FranceAgriMer a livré une première estimation des ressources agricoles et agroalimentaires mobilisées par la filière biogaz française. La biomasse disponible apparaît « suffisante » et semble « laisser une marge de croissance à la méthanisation ».
FranceAgriMer a publié le 1er septembre un premier état des lieux des taux d’utilisation des matières fermentescibles par la méthanisation agricole. Au 31 décembre 2021, les cultures principales dédiées (comme le maïs) représentaient 5,5 % de la ration d’intrants de la filière méthane, derrière les Cive (cultures intermédiaires à vocation énergétiques, ndlr), qui atteignaient 13 %, et la biomasse d’origine résiduaire (effluents d’élevage, résidus de grandes cultures, coproduits des IAA), qui couvrait la majorité de la ration (73 %). L’étude indique par ailleurs que la filière biogaz absorbait 5 % du maïs fourrage et ensilage produit en France et que les Cive représentaient 3 % des surfaces de grandes cultures. Des surfaces modestes pour l’instant, même si l’essor de la méthanisation est relativement récent en France.

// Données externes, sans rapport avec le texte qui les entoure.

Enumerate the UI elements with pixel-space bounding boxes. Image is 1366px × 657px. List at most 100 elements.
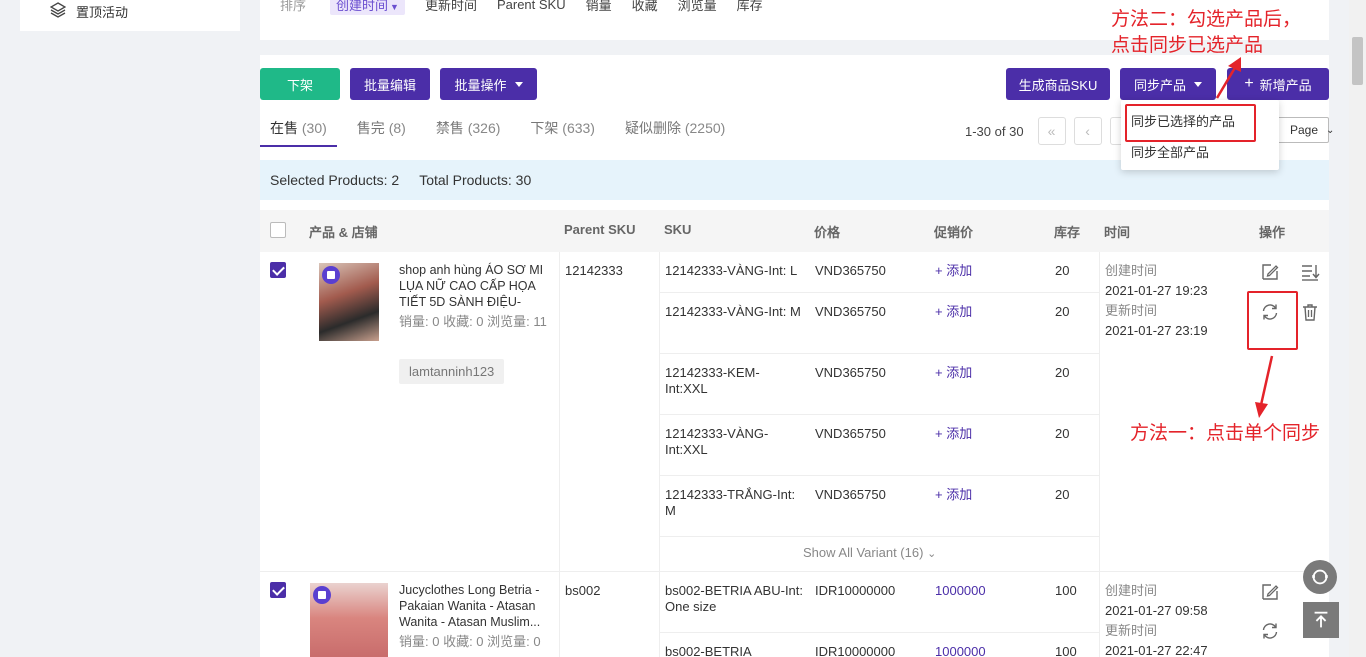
sidebar-item-pinned-activity[interactable]: 置顶活动 [49, 0, 129, 22]
row-checkbox[interactable] [270, 582, 286, 598]
table-header: 产品 & 店铺 Parent SKU SKU 价格 促销价 库存 时间 操作 [260, 210, 1329, 252]
first-page-icon[interactable]: « [1037, 117, 1066, 145]
select-all-checkbox[interactable] [270, 222, 286, 238]
tab-delisted[interactable]: 下架 (633) [520, 117, 605, 147]
plus-icon: + [1244, 75, 1254, 92]
shop-logo-icon [322, 266, 340, 284]
edit-icon[interactable] [1260, 262, 1280, 282]
generate-sku-button[interactable]: 生成商品SKU [1006, 68, 1110, 100]
promo-price[interactable]: 1000000 [935, 583, 986, 599]
per-page-select[interactable]: Page ⌄ [1275, 117, 1334, 143]
variant-stock: 20 [1055, 263, 1070, 278]
column-parent-sku: Parent SKU [564, 222, 636, 237]
menu-item-sync-all[interactable]: 同步全部产品 [1131, 142, 1209, 161]
parent-sku: 12142333 [565, 263, 623, 278]
chevron-down-icon: ⌄ [927, 548, 937, 560]
variant-price: VND365750 [815, 487, 886, 502]
sort-option-updated[interactable]: 更新时间 [425, 0, 477, 14]
variant-price: IDR10000000 [815, 583, 896, 598]
sync-products-button[interactable]: 同步产品 [1120, 68, 1216, 100]
scrollbar[interactable] [1349, 0, 1366, 657]
product-thumbnail[interactable] [319, 263, 379, 341]
column-promo-price: 促销价 [934, 225, 974, 240]
updated-time: 2021-01-27 23:19 [1105, 323, 1208, 338]
row-checkbox[interactable] [270, 262, 286, 278]
variant-sku: 12142333-TRẮNG-Int: M [665, 487, 796, 518]
variant-stock: 100 [1055, 583, 1077, 598]
product-title[interactable]: shop anh hùng ÁO SƠ MI LỤA NỮ CAO CẤP HỌ… [399, 262, 551, 310]
tab-suspected-deleted[interactable]: 疑似删除 (2250) [615, 117, 735, 147]
tab-banned[interactable]: 禁售 (326) [426, 117, 511, 147]
trash-icon[interactable] [1300, 302, 1320, 322]
tab-on-sale[interactable]: 在售 (30) [260, 117, 337, 147]
divider [1099, 572, 1100, 657]
product-stats: 销量: 0 收藏: 0 浏览量: 0 [399, 634, 541, 649]
divider [260, 571, 1329, 572]
chevron-down-icon [514, 81, 523, 87]
updated-time: 2021-01-27 22:47 [1105, 643, 1208, 657]
variant-stock: 20 [1055, 304, 1070, 319]
annotation-highlight-box [1247, 291, 1298, 350]
shop-logo-icon [313, 586, 331, 604]
pagination-range: 1-30 of 30 [965, 123, 1024, 139]
delist-button[interactable]: 下架 [260, 68, 340, 100]
variant-sku: bs002-BETRIA ABU-Int: One size [665, 583, 804, 614]
tab-sold-out[interactable]: 售完 (8) [347, 117, 416, 147]
show-all-variants-link[interactable]: Show All Variant (16) ⌄ [803, 545, 936, 560]
sort-option-favorites[interactable]: 收藏 [632, 0, 658, 14]
scrollbar-thumb[interactable] [1352, 37, 1363, 85]
sort-option-created[interactable]: 创建时间 ▼ [330, 0, 405, 15]
sort-option-sales[interactable]: 销量 [586, 0, 612, 14]
add-promo-link[interactable]: + 添加 [935, 304, 972, 320]
created-label: 创建时间 [1105, 583, 1158, 598]
variant-price: VND365750 [815, 365, 886, 380]
product-stats: 销量: 0 收藏: 0 浏览量: 11 [399, 314, 547, 329]
add-promo-link[interactable]: + 添加 [935, 263, 972, 279]
sync-icon[interactable] [1260, 621, 1280, 641]
updated-label: 更新时间 [1105, 303, 1158, 318]
shop-tag: lamtanninh123 [399, 359, 505, 384]
column-price: 价格 [814, 225, 841, 240]
add-product-button[interactable]: + 新增产品 [1227, 68, 1329, 100]
parent-sku: bs002 [565, 583, 601, 598]
sort-option-parent-sku[interactable]: Parent SKU [497, 0, 566, 12]
divider [660, 353, 1099, 354]
sort-option-stock[interactable]: 库存 [737, 0, 763, 14]
add-promo-link[interactable]: + 添加 [935, 426, 972, 442]
column-sku: SKU [664, 222, 692, 237]
bulk-edit-button[interactable]: 批量编辑 [350, 68, 430, 100]
divider [660, 414, 1099, 415]
product-title[interactable]: Jucyclothes Long Betria - Pakaian Wanita… [399, 582, 551, 630]
variant-sku: bs002-BETRIA [665, 644, 752, 657]
column-operations: 操作 [1259, 225, 1286, 240]
variant-sku: 12142333-KEM-Int:XXL [665, 365, 760, 396]
sort-option-views[interactable]: 浏览量 [678, 0, 717, 14]
customer-service-icon[interactable] [1303, 560, 1337, 594]
prev-page-icon[interactable]: ‹ [1073, 117, 1102, 145]
total-count: Total Products: 30 [419, 172, 532, 188]
sidebar-item-label: 置顶活动 [76, 4, 129, 20]
promo-price[interactable]: 1000000 [935, 644, 986, 657]
created-time: 2021-01-27 09:58 [1105, 603, 1208, 618]
updated-label: 更新时间 [1105, 623, 1158, 638]
divider [660, 632, 1099, 633]
created-time: 2021-01-27 19:23 [1105, 283, 1208, 298]
product-thumbnail[interactable] [310, 583, 388, 657]
sort-list-icon[interactable] [1300, 262, 1320, 282]
selected-count: Selected Products: 2 [270, 172, 400, 188]
back-to-top-icon[interactable] [1303, 602, 1339, 638]
column-stock: 库存 [1054, 225, 1081, 240]
add-promo-link[interactable]: + 添加 [935, 365, 972, 381]
divider [659, 252, 660, 572]
divider [659, 572, 660, 657]
bulk-operations-button[interactable]: 批量操作 [440, 68, 537, 100]
add-promo-link[interactable]: + 添加 [935, 487, 972, 503]
variant-sku: 12142333-VÀNG-Int: M [665, 304, 801, 319]
column-product: 产品 & 店铺 [309, 225, 378, 240]
chevron-down-icon [1194, 81, 1202, 87]
variant-stock: 20 [1055, 487, 1070, 502]
variant-price: VND365750 [815, 426, 886, 441]
divider [1099, 252, 1100, 572]
edit-icon[interactable] [1260, 582, 1280, 602]
variant-price: IDR10000000 [815, 644, 896, 657]
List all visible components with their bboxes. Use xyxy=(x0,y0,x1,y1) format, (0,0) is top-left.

Huit-cents projets dans les tuyaux
nationale pour l’instant, mais les auteurs tracent aussi des perspectives, en étudiant le potentiel de chaque ressource. Un millier d’unités de biogaz étaient installées au 31 décembre 2021, auxquelles pourraient s’ajouter environ 800 projets. Si ces projets voient le jour, la méthanisation « pourrait susciter des tensions sur certains approvisionnements locaux en biomasse ». Il ne s’agirait pas du maïs, mais des pailles ou des pulpes de betterave. Mis à part ces produits, « la biomasse disponible prise dans son ensemble à l’échelle nationale paraît suffisante à l’heure actuelle et semble laisser une marge de croissance à la méthanisation ». En matière de politiques publiques, les auteurs estiment qu’à terme, un « arbitrage national sur l’usage de la biomasse fermentescible pourra devenir nécessaire pour fixer les objectifs de production de biométhane par la méthanisation ». Il pourra prendre en compte plusieurs facteurs : sol, ressources hydriques, capacités logistiques, besoins protéiques des cheptels… Une planification qui ouvre, selon eux, la voie à une « gestion locale par les services déconcentrés et les collectivités territoriales des complémentarités et conflits d’usages de la biomasse ». Les effluents d’élevage « devraient rester l’intrant majoritaire dans les méthaniseurs français ». Car pour l’heure, un cinquième de la ressource est mobilisé et « une large mobilisation supplémentaire est possible ». La région Hauts-de-France a toutefois déjà mobilisé 45 % de son gisement.
Résidus sous tension
Les résidus de céréales (2 % des matières totales utilisées) recèlent un gisement important (15 % du gisement utilisé), mais leur usage « dépendra des dynamiques d’évolution de l’élevage et de ses besoins en litière, ainsi que du développement d’autres usages comme celui de la fabrication de biomatériaux », prévoient les auteurs de l’étude. De même, les résidus d’industrie agroalimentaire vont être l’objet d’une « situation de concurrence d’usages à anticiper » entre alimentation animale et biogaz. Le cas de la pulpe de betterave est particulièrement sensible. L’étude prédit que si les vingt-cinq sucreries françaises décidaient de construire chacune une unité de méthanisation, elles pourraient capter 71 % du gisement. Le débouché alimentation animale deviendrait ainsi minoritaire, alors qu’il est majoritaire actuellement (90 %). Pour les cultures intermédiaires, le gisement est difficile à estimer. Son calcul dépend notamment des « critères de durabilité qui seront imposés à ce type de production de biomasse non-alimentaire ». Les auteurs sont convaincus qu’un certain « potentiel de recours supplémentaire existe ». Toutefois, ils s’interrogent : est-il « substantiel, modéré, restreint » ? « Sachons raison garder », a réagi la présidente de la FNSEA, Christiane Lambert, le 6 septembre dernier, lors de sa conférence de presse de rentrée, sur l’opportunité d’encadrer davantage l’utilisation de fourrages par la méthanisation. L’idée a notamment été proposée par la FDSEA d’Ille-et-Vilaine au début de l’été. « J’entends les crispations en année de sécheresse, mais il faut raisonner sur une période plus longue et ne pas s’emballer », a expliqué l’éleveuse du Maine-et-Loire. Elle a notamment tenu à rappeler l’existence d’un plafond réglementaire en vigueur de 15 % pour les cultures dédiées.